Around the world, mining spells trouble for the world’s rainforests and communities who live in rainforests. Because when mining clears the forests, guess who rarely gets a say in whether that happens?

The people who actually live near these mines.

Yes, not only has mining contributed to ecological devastation of the world’s rainforests, the communities who will face the brunt of the environmental consequences often have little say over how, when and if mining occurs.

But not today. At least, not on the island of Nende in the Solomon Islands.

Rainforest Trust’s partner in the Pacific island nation, OceansWatch-Solomon Islands, recently helped stop a bauxite prospecting project. An Australian mining company, AU Capital Mining, had received a permit to prospect for the mineral on Nende. But, according to OceansWatch-Solomon Islands, many local landowners are in opposition to the idea. In fact, last year the Guardian reported that this company faced allegations it “coerced, bullied and tricked communities into signing over prospecting rights to their land.”

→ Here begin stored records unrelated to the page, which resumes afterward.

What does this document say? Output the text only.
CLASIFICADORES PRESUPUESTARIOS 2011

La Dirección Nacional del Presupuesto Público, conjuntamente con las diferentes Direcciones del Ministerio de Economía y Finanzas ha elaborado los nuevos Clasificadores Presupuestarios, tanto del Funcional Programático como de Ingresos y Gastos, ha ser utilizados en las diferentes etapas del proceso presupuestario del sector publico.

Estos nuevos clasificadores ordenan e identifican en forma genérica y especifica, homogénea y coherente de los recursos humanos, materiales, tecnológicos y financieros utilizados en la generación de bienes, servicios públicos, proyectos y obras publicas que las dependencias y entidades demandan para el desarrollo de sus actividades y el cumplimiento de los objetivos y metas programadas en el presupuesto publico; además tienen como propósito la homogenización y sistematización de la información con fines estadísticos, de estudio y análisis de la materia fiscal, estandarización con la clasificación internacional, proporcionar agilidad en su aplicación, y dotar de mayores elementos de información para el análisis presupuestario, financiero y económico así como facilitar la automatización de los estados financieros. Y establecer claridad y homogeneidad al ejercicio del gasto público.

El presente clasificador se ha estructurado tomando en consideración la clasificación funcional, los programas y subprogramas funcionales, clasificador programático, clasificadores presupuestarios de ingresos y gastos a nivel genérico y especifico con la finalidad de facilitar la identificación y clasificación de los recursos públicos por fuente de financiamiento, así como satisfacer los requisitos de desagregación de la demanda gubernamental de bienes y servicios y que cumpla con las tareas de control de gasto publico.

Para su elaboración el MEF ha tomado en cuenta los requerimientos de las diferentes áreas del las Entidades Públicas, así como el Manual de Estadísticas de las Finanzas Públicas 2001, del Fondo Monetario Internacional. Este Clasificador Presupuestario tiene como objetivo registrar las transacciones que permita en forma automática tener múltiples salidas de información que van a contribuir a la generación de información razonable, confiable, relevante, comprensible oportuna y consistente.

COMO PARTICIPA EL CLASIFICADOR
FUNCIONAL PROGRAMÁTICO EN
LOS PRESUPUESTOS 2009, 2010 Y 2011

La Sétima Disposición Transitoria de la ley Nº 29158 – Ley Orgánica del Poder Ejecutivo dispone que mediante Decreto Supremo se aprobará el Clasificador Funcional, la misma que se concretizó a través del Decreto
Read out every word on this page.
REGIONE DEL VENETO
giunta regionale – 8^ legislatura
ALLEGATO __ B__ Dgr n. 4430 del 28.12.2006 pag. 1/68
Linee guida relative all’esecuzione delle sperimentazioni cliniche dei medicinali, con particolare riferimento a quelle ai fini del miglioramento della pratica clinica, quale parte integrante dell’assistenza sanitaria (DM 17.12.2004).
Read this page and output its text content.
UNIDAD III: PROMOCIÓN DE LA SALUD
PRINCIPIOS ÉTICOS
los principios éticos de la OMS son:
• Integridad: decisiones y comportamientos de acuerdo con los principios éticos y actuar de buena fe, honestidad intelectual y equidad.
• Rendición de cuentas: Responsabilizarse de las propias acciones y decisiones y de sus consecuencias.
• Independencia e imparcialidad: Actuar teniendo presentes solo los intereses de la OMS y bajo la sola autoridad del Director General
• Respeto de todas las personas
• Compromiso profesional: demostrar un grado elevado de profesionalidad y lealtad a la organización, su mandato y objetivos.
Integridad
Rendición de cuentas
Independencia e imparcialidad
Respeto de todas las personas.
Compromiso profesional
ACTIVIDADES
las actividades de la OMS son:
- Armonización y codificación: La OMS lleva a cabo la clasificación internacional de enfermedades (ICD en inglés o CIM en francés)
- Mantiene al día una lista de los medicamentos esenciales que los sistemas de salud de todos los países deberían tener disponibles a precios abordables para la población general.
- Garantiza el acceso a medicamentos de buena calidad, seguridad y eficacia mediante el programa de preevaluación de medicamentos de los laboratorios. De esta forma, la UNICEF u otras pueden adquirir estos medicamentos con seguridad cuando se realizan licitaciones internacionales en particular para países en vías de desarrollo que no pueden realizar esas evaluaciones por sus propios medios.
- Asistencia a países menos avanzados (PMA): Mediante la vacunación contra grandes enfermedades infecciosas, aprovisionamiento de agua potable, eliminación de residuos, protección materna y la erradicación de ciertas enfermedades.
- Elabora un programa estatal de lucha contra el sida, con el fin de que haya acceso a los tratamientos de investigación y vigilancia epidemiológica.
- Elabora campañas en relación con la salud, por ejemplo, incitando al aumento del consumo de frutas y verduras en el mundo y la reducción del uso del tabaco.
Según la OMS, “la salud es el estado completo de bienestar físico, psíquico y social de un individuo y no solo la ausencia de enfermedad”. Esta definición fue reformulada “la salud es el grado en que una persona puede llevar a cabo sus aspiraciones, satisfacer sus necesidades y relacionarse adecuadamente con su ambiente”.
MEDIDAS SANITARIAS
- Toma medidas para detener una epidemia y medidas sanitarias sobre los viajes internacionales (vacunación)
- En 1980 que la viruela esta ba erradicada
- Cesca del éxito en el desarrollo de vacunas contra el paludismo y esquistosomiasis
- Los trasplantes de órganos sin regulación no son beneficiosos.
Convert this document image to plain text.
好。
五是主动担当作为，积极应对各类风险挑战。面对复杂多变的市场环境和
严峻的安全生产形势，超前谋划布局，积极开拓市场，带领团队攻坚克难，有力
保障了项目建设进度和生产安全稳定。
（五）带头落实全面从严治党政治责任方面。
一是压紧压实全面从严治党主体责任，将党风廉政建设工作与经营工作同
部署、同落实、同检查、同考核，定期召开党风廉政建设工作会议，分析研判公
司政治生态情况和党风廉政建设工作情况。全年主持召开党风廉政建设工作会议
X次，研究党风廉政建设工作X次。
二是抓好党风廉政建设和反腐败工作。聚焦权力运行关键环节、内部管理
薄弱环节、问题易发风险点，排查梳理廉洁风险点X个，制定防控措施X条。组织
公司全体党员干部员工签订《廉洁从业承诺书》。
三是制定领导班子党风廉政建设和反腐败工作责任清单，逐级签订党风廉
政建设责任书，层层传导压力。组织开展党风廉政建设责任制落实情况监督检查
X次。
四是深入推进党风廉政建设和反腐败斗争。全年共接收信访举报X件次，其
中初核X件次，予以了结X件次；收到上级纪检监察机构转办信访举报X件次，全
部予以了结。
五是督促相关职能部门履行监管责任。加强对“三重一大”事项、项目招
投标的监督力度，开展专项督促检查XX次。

But last month, Radio New Zealand reported that the Solomon Islands government rescinded AU Capital Mining’s exploratory license on Nende due to “unsatisfactory” work. Radio New Zealand also reported that Solomon Islands Mining Minister Braddley Tovosia said that “the company had failed to establish amicable relations with the local communities.”

This was something the prospecting agreement had stipulated as necessary.

Our partner worked alongside local landowners to get this permit rescinded. Without their work, the mine development may have continued unabated, despite objections from the Nende communities. This decision is a victory for both these communities and Nende’s wildlife, including the endemic and Endangered Nendo Shrikebill.

Rainforest Trust is working with OceansWatch-Solomon Islands on protecting two Biodiversity Reserves on islands nearby Nende. These reserves are home to threatened and endemic species such as the Critically Endangered Vanikoro Flying Fox and the Endangered Santa Cruz Ground-dove.